A year after a judge found that New York State prisons were holding prisoners in solitary confinement illegally by failing to meet state requirements for doing so, the practice continues, according to a court filing on Monday.
The filing, by the New York Civil Liberties Union, stems from a 2023 lawsuit in which the group accused state corrections officials of adopting an internal policy meant to help them bypass legal limits on how long prisoners can be held in solitary confinement.
Last year, Justice Kevin R. Bryant of State Supreme Court in Albany ordered prison officials to comply with a requirement that they justify any extension to a prisoner’s solitary confinement.
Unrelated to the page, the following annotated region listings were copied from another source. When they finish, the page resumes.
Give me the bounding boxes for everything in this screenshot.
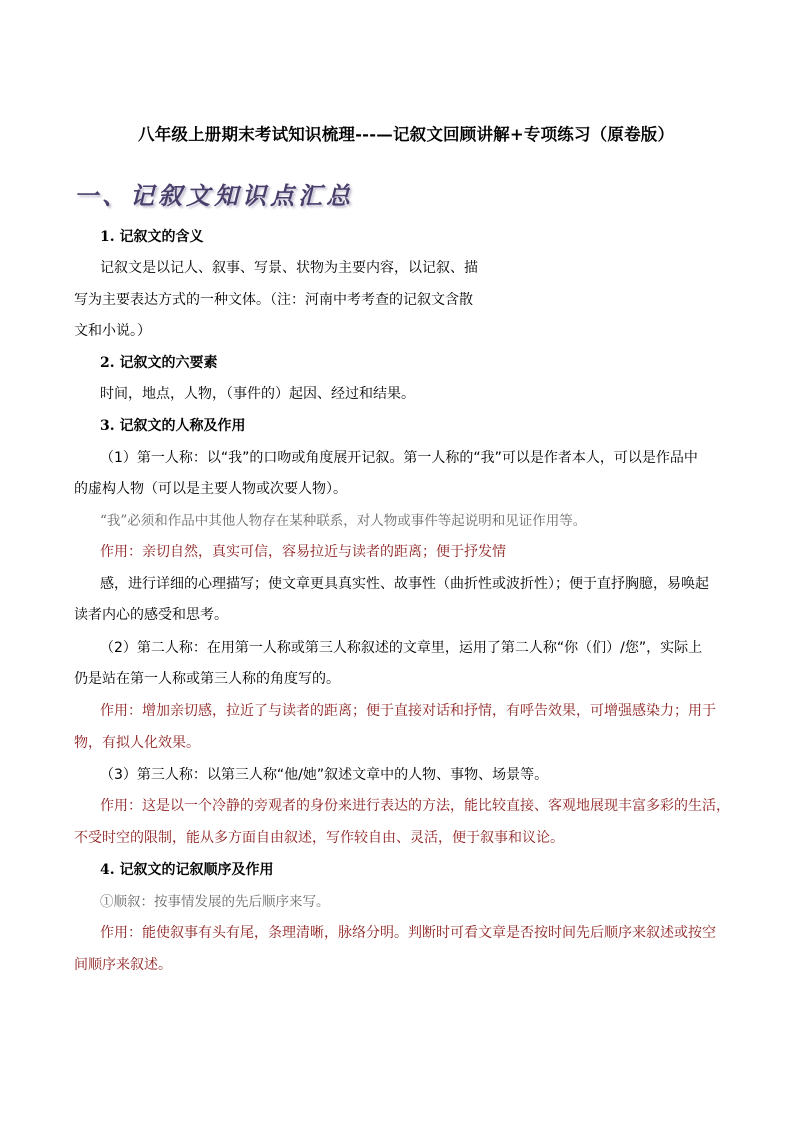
- paragraph-line: （1）第一人称：以“我”的口吻或角度展开记叙。第一人称的“我”可以是作者本人，可以是作品中: [100, 450, 698, 466]
- effect-line: 物，有拟人化效果。: [74, 735, 200, 751]
- section-heading: 一、记叙文知识点汇总: [74, 181, 354, 210]
- note-line: “我”必须和作品中其他人物存在某种联系，对人物或事件等起说明和见证作用等。: [100, 513, 587, 529]
- paragraph-line: 的虚构人物（可以是主要人物或次要人物）。: [74, 481, 347, 497]
- effect-line: 间顺序来叙述。: [74, 957, 172, 973]
- heading-1: 1. 记叙文的含义: [100, 229, 204, 245]
- paragraph-line: 记叙文是以记人、叙事、写景、状物为主要内容，以记叙、描: [100, 260, 478, 276]
- paragraph-line: 读者内心的感受和思考。: [74, 607, 228, 623]
- paragraph-line: 时间，地点，人物，（事件的）起因、经过和结果。: [100, 386, 415, 402]
- effect-line: 作用：这是以一个冷静的旁观者的身份来进行表达的方法，能比较直接、客观地展现丰富多彩的生活，: [100, 798, 730, 814]
- effect-line: 作用：亲切自然，真实可信，容易拉近与读者的距离；便于抒发情: [100, 544, 506, 560]
- paragraph-line: （3）第三人称：以第三人称“他/她”叙述文章中的人物、事物、场景等。: [100, 767, 549, 783]
- paragraph-line: 文和小说。）: [74, 323, 151, 339]
- effect-line: 作用：增加亲切感，拉近了与读者的距离；便于直接对话和抒情，有呼告效果，可增强感染力；用于: [100, 703, 716, 719]
- heading-2: 2. 记叙文的六要素: [100, 355, 218, 371]
- paragraph-line: （2）第二人称：在用第一人称或第三人称叙述的文章里，运用了第二人称“你（们）/您”，实际上: [100, 640, 703, 656]
- heading-3: 3. 记叙文的人称及作用: [100, 418, 246, 434]
- note-line: ①顺叙：按事情发展的先后顺序来写。: [100, 894, 330, 910]
- effect-line: 不受时空的限制，能从多方面自由叙述，写作较自由、灵活，便于叙事和议论。: [74, 830, 564, 846]
- paragraph-line: 仍是站在第一人称或第三人称的角度写的。: [74, 671, 340, 687]
- paragraph-line: 感，进行详细的心理描写；使文章更具真实性、故事性（曲折性或波折性）；便于直抒胸臆，易唤起: [100, 576, 709, 592]
- heading-4: 4. 记叙文的记叙顺序及作用: [100, 862, 274, 878]
- paragraph-line: 写为主要表达方式的一种文体。（注：河南中考考查的记叙文含散: [74, 292, 473, 308]
- document-title: 八年级上册期末考试知识梳理---—记叙文回顾讲解+专项练习（原卷版）: [138, 125, 675, 144]
- effect-line: 作用：能使叙事有头有尾，条理清晰，脉络分明。判断时可看文章是否按时间先后顺序来叙述或按空: [100, 925, 716, 941]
He also ruled that decisions about solitary confinement made according to the internal policy rather than to the law were “null and void.”
In its filing on Monday, however, the civil liberties group said the Department of Corrections and Community Supervision had upheld nearly 2,000 extended disciplinary confinement sanctions made before the judge’s order after reviewing them. The department, the filing says, “continues to adhere to the very practices this court rejected.”
The group says in the filing that it tried unsuccessfully to raise its concerns with corrections officials directly.
The Corrections Department declined to comment citing the pending litigation.
The law at issue, the Humane Alternatives to Long-Term Solitary Confinement Act, or HALT, was signed by Andrew M. Cuomo in 2021 when he was governor and took effect the next year. It prohibits prisons and jails from keeping people in solitary confinement for more than 15 consecutive days. It also bars the use of solitary confinement for some people, including minors and those with certain disabilities.